The National Science Foundation. Research dollars provided by the National Science Foundation was split among 17 scientists working on three separate projects, including those participating as part of the federal BRAIN initiative, a program aimed to uncover the largely unknown functions of the brain.

Urban will be working with Bard Ermentrout, a professor of mathematics at Pitt, to study olfactory navigation.

They plan to monitor the methods of scent detection in mice and how it translates to behavior, then create a computational model of both the neurological activity within the brain and its subsequent behavior.

Rsearchers ultimately hope to open the door for artificial chemical detection systems. This will have the potential to impact law enforcement and military security, Urban said. 

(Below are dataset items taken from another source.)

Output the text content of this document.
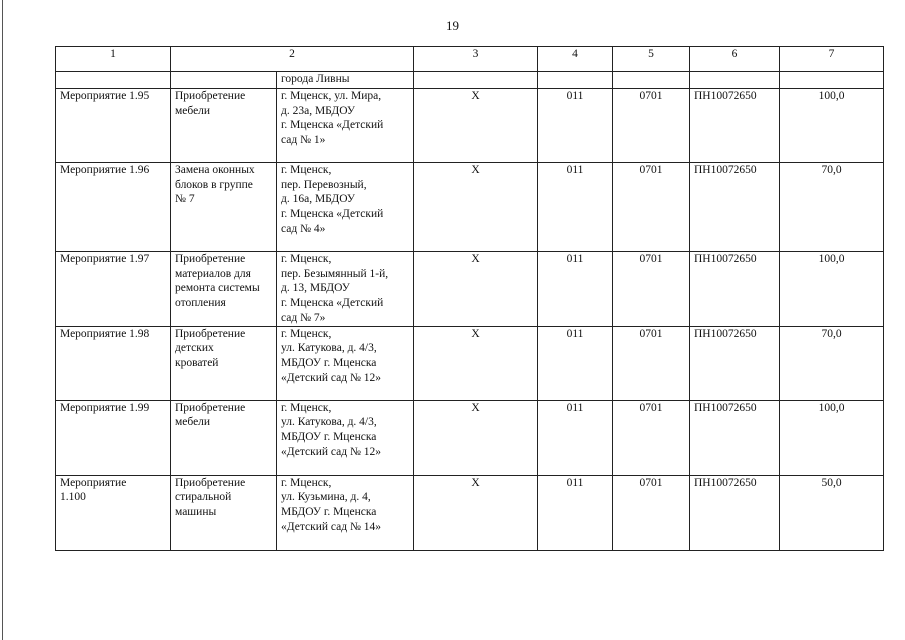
19
1	2		3	4	5	6	7
		города Ливны					

Мероприятие 1.95	Приобретение
мебели	г. Мценск, ул. Мира,
д. 23а, МБДОУ
г. Мценска «Детский
сад № 1»	Х	011	0701	ПН10072650	100,0

Мероприятие 1.96	Замена оконных
блоков в группе
№ 7	г. Мценск,
пер. Перевозный,
д. 16а, МБДОУ
г. Мценска «Детский
сад № 4»	Х	011	0701	ПН10072650	70,0

Мероприятие 1.97	Приобретение
материалов для
ремонта системы
отопления	г. Мценск,
пер. Безымянный 1-й,
д. 13, МБДОУ
г. Мценска «Детский
сад № 7»	Х	011	0701	ПН10072650	100,0

Мероприятие 1.98	Приобретение
детских
кроватей	г. Мценск,
ул. Катукова, д. 4/3,
МБДОУ г. Мценска
«Детский сад № 12»	Х	011	0701	ПН10072650	70,0

Мероприятие 1.99	Приобретение
мебели	г. Мценск,
ул. Катукова, д. 4/3,
МБДОУ г. Мценска
«Детский сад № 12»	Х	011	0701	ПН10072650	100,0

Мероприятие
1.100	Приобретение
стиральной
машины	г. Мценск,
ул. Кузьмина, д. 4,
МБДОУ г. Мценска
«Детский сад № 14»	Х	011	0701	ПН10072650	50,0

“We imagine this informing the construction of devices or even odor detecting, navigating robots. You can imagine a mine-sweeping robot, for example. If it could detect explosives and identify, mark, or even uncover land mines,” he said.

The nose is an important indicator of a person’s overall health, he said. And while animals are effective in scent detection and tracking, Urban said his hope is to create an artificial device that will not require food, training or motivation.

“We have heat sensing cameras and all kinds of things, for example, in the case of tracking a fugitive… But we don’t have an artificial bloodhound that goes out and detects the odor and tracks a lost child in this way,” Urban said.